WI: REP in Cloud storage of data from warrantless search

A public employee’s Dropbox account was searched without a warrant by seeking to enter by his user name and changing the password. There is a reasonable expectation of privacy in Cloud storage of digital data when one does not share access. The state leading case on the expectation is Dumstrey, and the factors of reasonable expectation of privacy all favor defendant. Cloud storage is clearly analogous to a closed container, and a warrant would usually be needed for that. The trial court properly granted the motion to suppress. State v. Bowers, 2022 Wisc. App. LEXIS 1178 (Dec. 29, 2022):

¶19 On the second question–whether the defendant’s expectation of privacy was objectively reasonable–we consider the factors outlined in State v. Dumstrey, 2016 WI 3, 366 Wis. 2d 64, 873 N.W.2d 502. See State v. Baric, 2018 WI App 63, ¶18, 384 Wis. 2d 359, 919 N.W.2d 221. Those factors include:

(1) whether the defendant had a property interest in the premises; (2) whether he [or she] was legitimately (lawfully) on the premises; (3) whether he [or she] had complete dominion and control and the right to exclude others; (4) whether he [or she] took precautions customarily taken by those seeking privacy; (5) whether he [or she] put the property to some private use; and (6) whether the claim of privacy is consistent with historical notions of privacy.

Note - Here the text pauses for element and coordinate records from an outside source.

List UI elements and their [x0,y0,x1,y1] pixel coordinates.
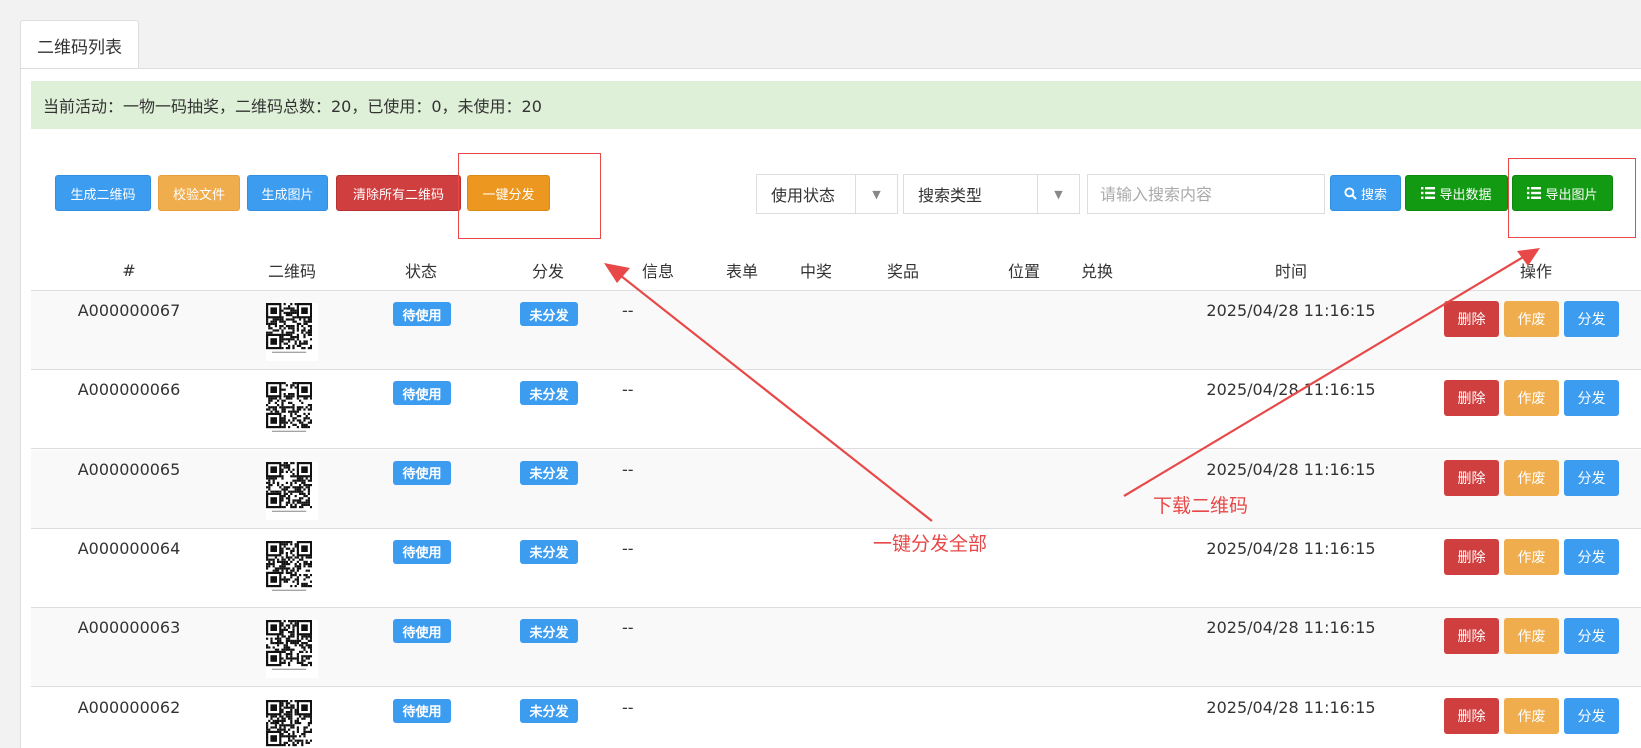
distribution-badge: 未分发 [520,460,578,485]
annotation-distribute-all-note: 一键分发全部 [873,533,988,555]
export-data-button[interactable]: 导出数据 [1405,175,1508,211]
distribution-badge: 未分发 [520,381,578,406]
col-header-location: 位置 [1007,262,1040,281]
table-row: A000000062 待使用 未分发 -- 2025/04/28 11:16:1… [31,687,1641,748]
activity-summary-text: 当前活动：一物一码抽奖，二维码总数：20，已使用：0，未使用：20 [43,97,542,116]
table-row: A000000065 待使用 未分发 -- 2025/04/28 11:16:1… [31,449,1641,529]
tab-qr-list[interactable]: 二维码列表 [20,20,139,69]
delete-button[interactable]: 删除 [1444,380,1499,417]
distribute-button[interactable]: 分发 [1564,380,1619,417]
status-badge: 待使用 [393,460,451,485]
search-button-label: 搜索 [1360,187,1387,203]
qr-code-id: A000000067 [77,301,181,320]
delete-button[interactable]: 删除 [1444,697,1499,734]
status-badge: 待使用 [393,539,451,564]
distribution-badge: 未分发 [520,619,578,644]
qr-code-id: A000000065 [77,459,181,479]
distribute-button[interactable]: 分发 [1564,301,1619,337]
list-icon [1421,187,1436,199]
void-button[interactable]: 作废 [1504,538,1559,575]
col-header-qr: 二维码 [267,262,316,281]
distribute-button[interactable]: 分发 [1564,618,1619,655]
void-button[interactable]: 作废 [1504,459,1559,496]
status-badge: 待使用 [393,302,451,326]
annotation-box-distribute [458,153,601,239]
usage-status-select[interactable]: 使用状态 ▼ [756,174,898,214]
void-button[interactable]: 作废 [1504,380,1559,417]
void-button[interactable]: 作废 [1504,697,1559,734]
table-row: A000000064 待使用 未分发 -- 2025/04/28 11:16:1… [31,528,1641,608]
qr-code-image[interactable] [266,540,318,599]
qr-code-id: A000000063 [77,618,181,638]
col-header-info: 信息 [641,262,674,281]
void-button[interactable]: 作废 [1504,301,1559,337]
qr-code-id: A000000062 [77,697,181,717]
time-value: 2025/04/28 11:16:15 [1206,459,1376,479]
annotation-box-export [1508,158,1636,238]
col-header-time: 时间 [1274,262,1307,281]
qr-code-id: A000000066 [77,380,181,400]
info-value: -- [622,697,634,717]
qr-code-image[interactable] [266,303,318,361]
search-button[interactable]: 搜索 [1330,175,1401,211]
time-value: 2025/04/28 11:16:15 [1206,618,1376,638]
annotation-download-note: 下载二维码 [1153,495,1249,517]
delete-button[interactable]: 删除 [1444,301,1499,337]
search-input[interactable] [1087,174,1325,214]
col-header-distribution: 分发 [531,262,564,281]
usage-status-label: 使用状态 [771,186,836,205]
table-row: A000000066 待使用 未分发 -- 2025/04/28 11:16:1… [31,370,1641,450]
distribute-button[interactable]: 分发 [1564,697,1619,734]
info-value: -- [622,538,634,558]
table-header: # 二维码 状态 分发 信息 表单 中奖 奖品 位置 兑换 时间 操作 [31,249,1641,291]
distribution-badge: 未分发 [520,539,578,564]
status-badge: 待使用 [393,619,451,644]
table-row: A000000067 待使用 未分发 -- 2025/04/28 11:16:1… [31,291,1641,370]
info-value: -- [622,459,634,479]
clear-all-qr-button[interactable]: 清除所有二维码 [336,175,461,211]
qr-code-id: A000000064 [77,538,181,558]
caret-down-icon: ▼ [855,175,897,213]
search-type-select[interactable]: 搜索类型 ▼ [903,174,1080,214]
qr-code-image[interactable] [266,382,318,441]
distribute-button[interactable]: 分发 [1564,459,1619,496]
tab-bar: 二维码列表 [0,0,1641,69]
time-value: 2025/04/28 11:16:15 [1206,380,1376,400]
status-badge: 待使用 [393,381,451,406]
search-icon [1344,186,1357,200]
col-header-redeem: 兑换 [1080,262,1113,281]
time-value: 2025/04/28 11:16:15 [1206,697,1376,717]
table-row: A000000063 待使用 未分发 -- 2025/04/28 11:16:1… [31,608,1641,688]
status-badge: 待使用 [393,698,451,723]
info-value: -- [622,380,634,400]
qr-code-image[interactable] [266,620,318,679]
delete-button[interactable]: 删除 [1444,618,1499,655]
generate-qr-button[interactable]: 生成二维码 [55,175,151,211]
col-header-winning: 中奖 [799,262,832,281]
time-value: 2025/04/28 11:16:15 [1206,538,1376,558]
info-value: -- [622,301,634,320]
info-value: -- [622,618,634,638]
qr-code-image[interactable] [266,461,318,520]
generate-image-button[interactable]: 生成图片 [247,175,328,211]
verify-file-button[interactable]: 校验文件 [158,175,240,211]
col-header-status: 状态 [404,262,437,281]
void-button[interactable]: 作废 [1504,618,1559,655]
col-header-id: # [122,260,136,280]
col-header-actions: 操作 [1519,262,1552,281]
export-data-label: 导出数据 [1439,187,1492,203]
distribute-button[interactable]: 分发 [1564,538,1619,575]
time-value: 2025/04/28 11:16:15 [1206,301,1376,320]
activity-summary-alert: 当前活动：一物一码抽奖，二维码总数：20，已使用：0，未使用：20 [31,81,1641,129]
distribution-badge: 未分发 [520,698,578,723]
caret-down-icon: ▼ [1037,175,1079,213]
distribution-badge: 未分发 [520,302,578,326]
col-header-form: 表单 [725,262,758,281]
delete-button[interactable]: 删除 [1444,538,1499,575]
delete-button[interactable]: 删除 [1444,459,1499,496]
search-type-label: 搜索类型 [918,186,983,205]
qr-code-image[interactable] [266,699,318,748]
col-header-prize: 奖品 [886,262,919,281]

Id. (alterations in original; citation omitted). “Although these factors guide our analysis, they are not controlling,” and “[w]e consider the totality of the circumstances in determining whether an individual has a reasonable expectation of privacy.” Id.; see also Guard, 338 Wis. 2d 385, ¶17. As relevant to the issue in this case, “the reasonableness of an expectation of privacy in digital files shared on electronic platforms is determined by considering the same factors as in any other Fourth Amendment context.” See Baric, 384 Wis. 2d 359, ¶19.